Families of Bloody Sunday victims celebrate report
The Bloody Sunday Inquiry, also known as the Saville Inquiry or the Saville Report after its chairman, Lord Saville of Newdigate, was established in 1998 by Prime Minister Tony Blair after campaigns for a second inquiry by families of those killed and injured in Derry on Bloody Sunday (30 January 1972). It was published 15 June 2010.
The long-awaited report turned the disgraceful Widgery report (19 April 1972) on its head by exonerating the victims and delivering a damning account of the conduct of soldiers.

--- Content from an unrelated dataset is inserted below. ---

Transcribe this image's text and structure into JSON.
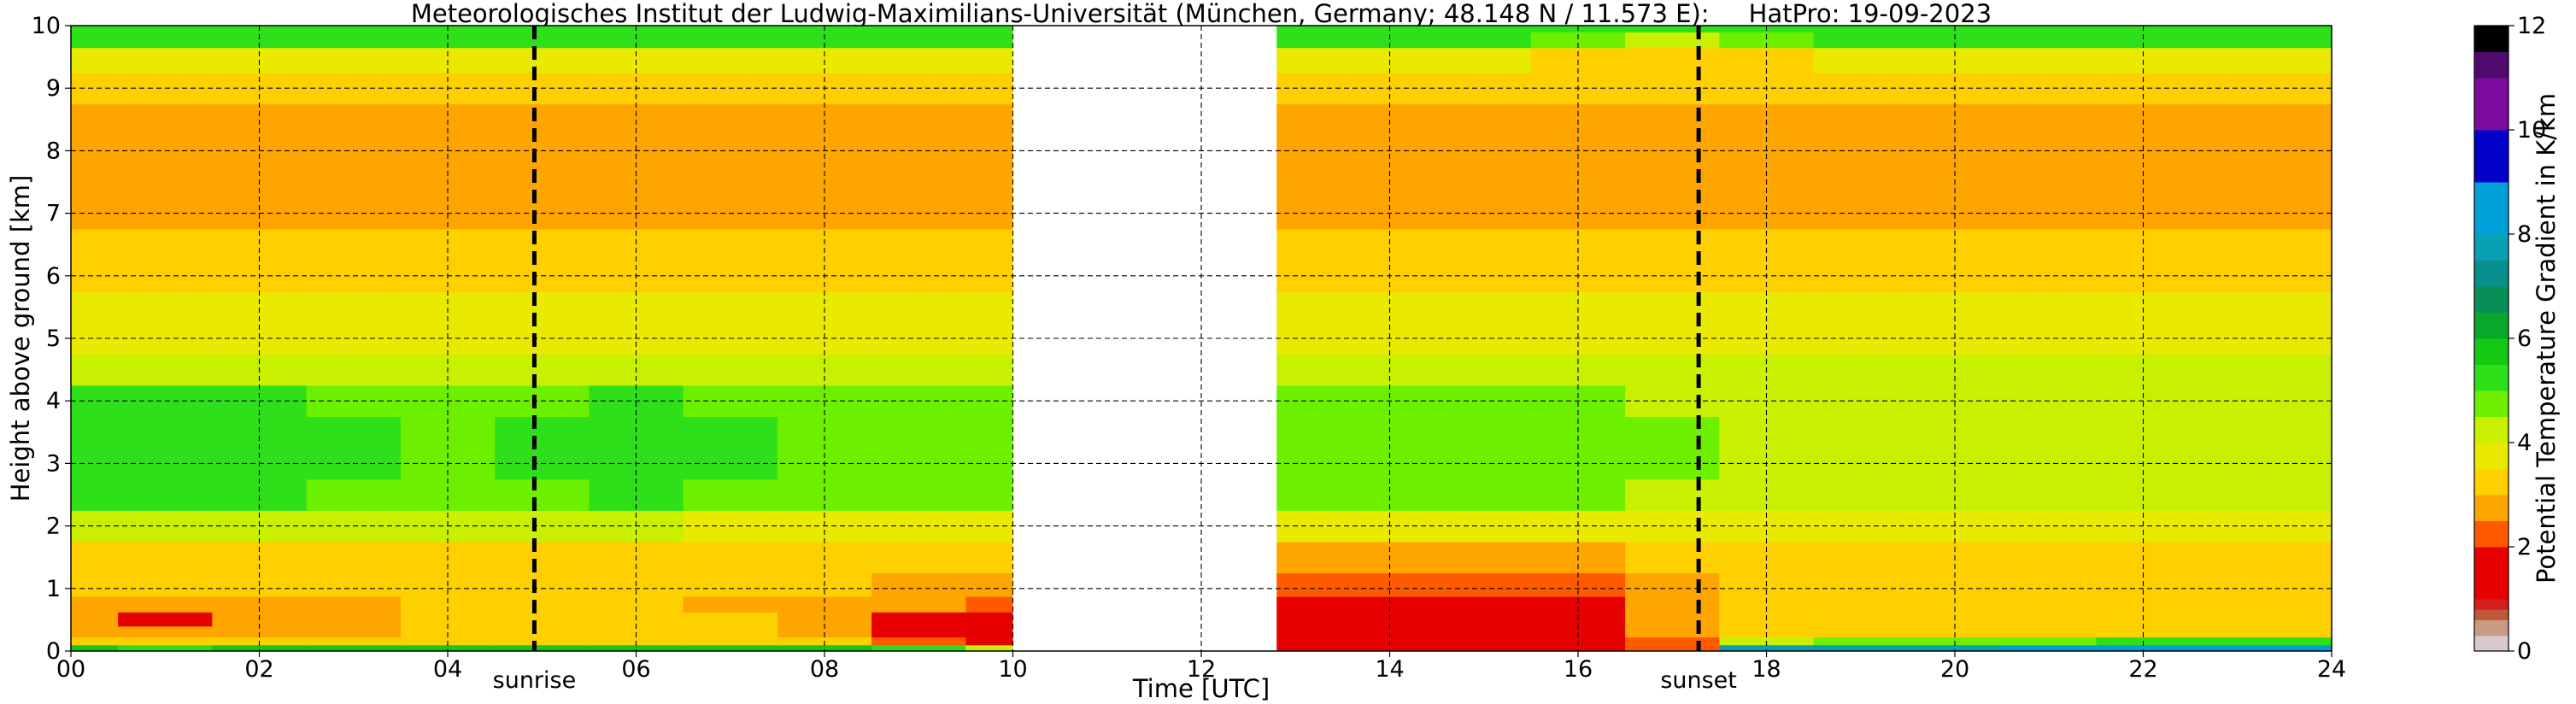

It concluded soldiers had fired more than 100 rifle rounds, killed 14 people and injured more without justification. The report's key findings were:
"The firing by soldiers of 1 Para caused the deaths of 13 people and injury to a similar number, none of whom was posing a threat of causing death or serious injury." This also applied to the 14th victim, who died later from injuries. The report added: "We found no instances where it appeared to us that soldiers either were or might have been justified in firing";
"Despite the contrary evidence given by soldiers, we have concluded that none of them fired in response to attacks or threatened attacks by nail or petrol bombers." The report added that no one threw, or threatened to throw, nail or petrol bombs at soldiers;
The explanations given by soldiers were rejected, with a number said to have "knowingly put forward false accounts";
Members of the so-called Official IRA fired a shot at troops, but missed their target, though crucially it was concluded it was the paratroopers who shot first on Bloody Sunday;
The report recounts how some soldiers had their weapons cocked in contravention of guidelines, and that no warnings were issued by Paratroopers who opened fire;
Speculation that unknown IRA gunmen had been wounded or killed by troops, and their bodies spirited away, is also dismissed. There was no evidence to support it, and it would surely have come to light, the report said.
Saville said British soldiers should not have been ordered to enter the Bogside area as "Colonel Wilford either deliberately disobeyed Brigadier MacLellan’s order or failed for no good reason to appreciate the clear limits on what he had been authorised to do". The report stated five British soldiers aimed shots at civilians they knew did not pose a threat and two other British soldiers shot at civilians "in the belief that they might have identified gunmen, but without being certain that this was the case".